Rindu menyebut fasilitas tersebut tidak hanya berfungsi sebagai tempat pengolahan, tetapi juga ruang belajar bagi warga untuk mengolah limbah menjadi produk bernilai ekonomi sekaligus menjaga kelestarian destinasi wisata unggulan di kawasan Danau Toba. “Pengelolaan sampah berbasis bukti menjadi keniscayaan,” katanya.
Direktur SDM Pelindo Multi Terminal, Edi Priyanto, menegaskan bahwa inisiatif ini menjadi bukti nyata bagaimana sinergi akademisi dan pemerintah daerah mampu menghasilkan solusi yang berdampak langsung bagi warga. Ia menilai keberadaan rumah kelola sampah ini akan melahirkan perubahan perilaku masyarakat dalam mengolah limbah, termasuk eceng gondok, menjadi sumber penghasilan baru. “Rumah kelola sampah bukan hanya fasilitas, tetapi gerakan perubahan. Melalui edukasi dan pendampingan dari UHKBPNP Pematangsiantar, masyarakat memiliki kemampuan baru untuk mengolah sampah, termasuk eceng gondok menjadi sumber penghasilan,” terangnya.
Ia juga berharap fasilitas tersebut berkembang menjadi pusat pembelajaran, pusat pengolahan, dan pusat harapan bagi warga Pantai Bul-bul serta seluruh kawasan Danau Toba. Pelindo Multi Terminal, lanjutnya, akan terus mendukung upaya yang berorientasi pada kemajuan masyarakat dan keberlanjutan lingkungan. Pendidikan, pelatihan, serta sarana rumah kelola sampah ditargetkan terwujud pada tahun 2026.

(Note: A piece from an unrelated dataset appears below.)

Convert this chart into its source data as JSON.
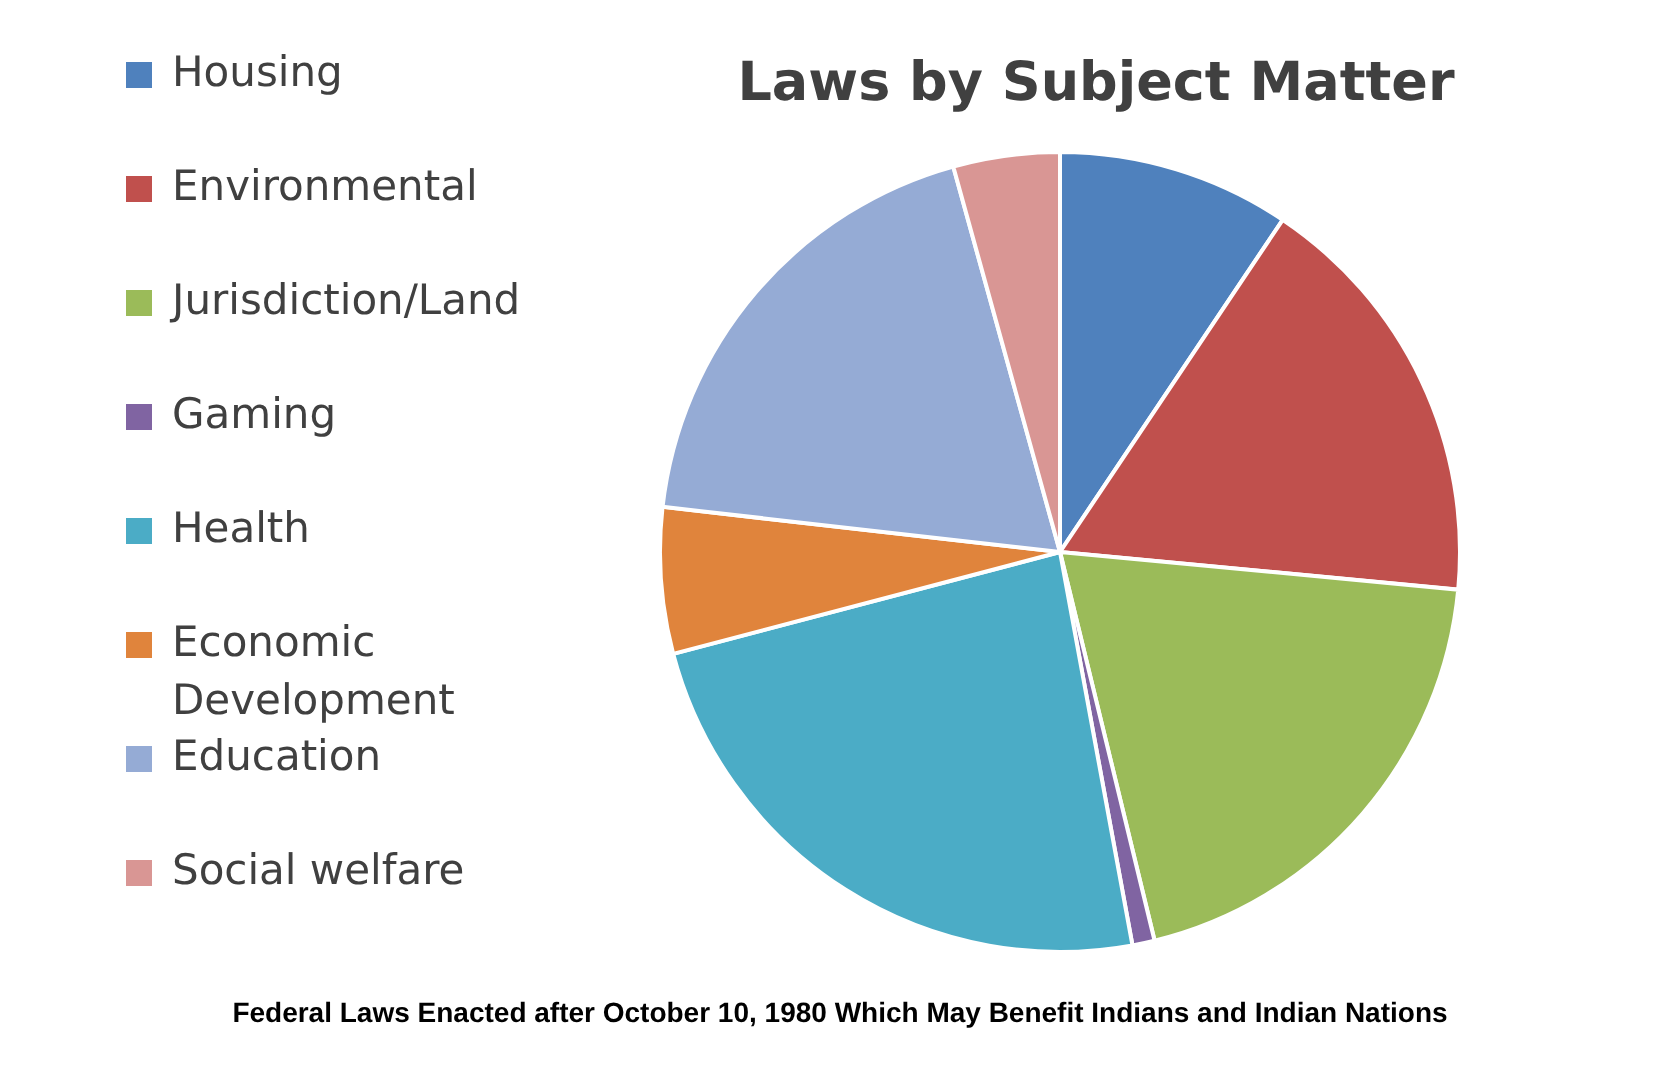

Sementara itu, Rektor UHKBPNP, Muktar Panjaitan, menyatakan kesiapan pihaknya untuk mewujudkan kerja sama tersebut secara konkret. Ia menilai kolaborasi antara dukungan sistem dari Pelindo Multi Terminal dan ilmu pengetahuan dari universitas akan memberikan dampak langsung bagi kehidupan masyarakat di sekitar Danau Toba.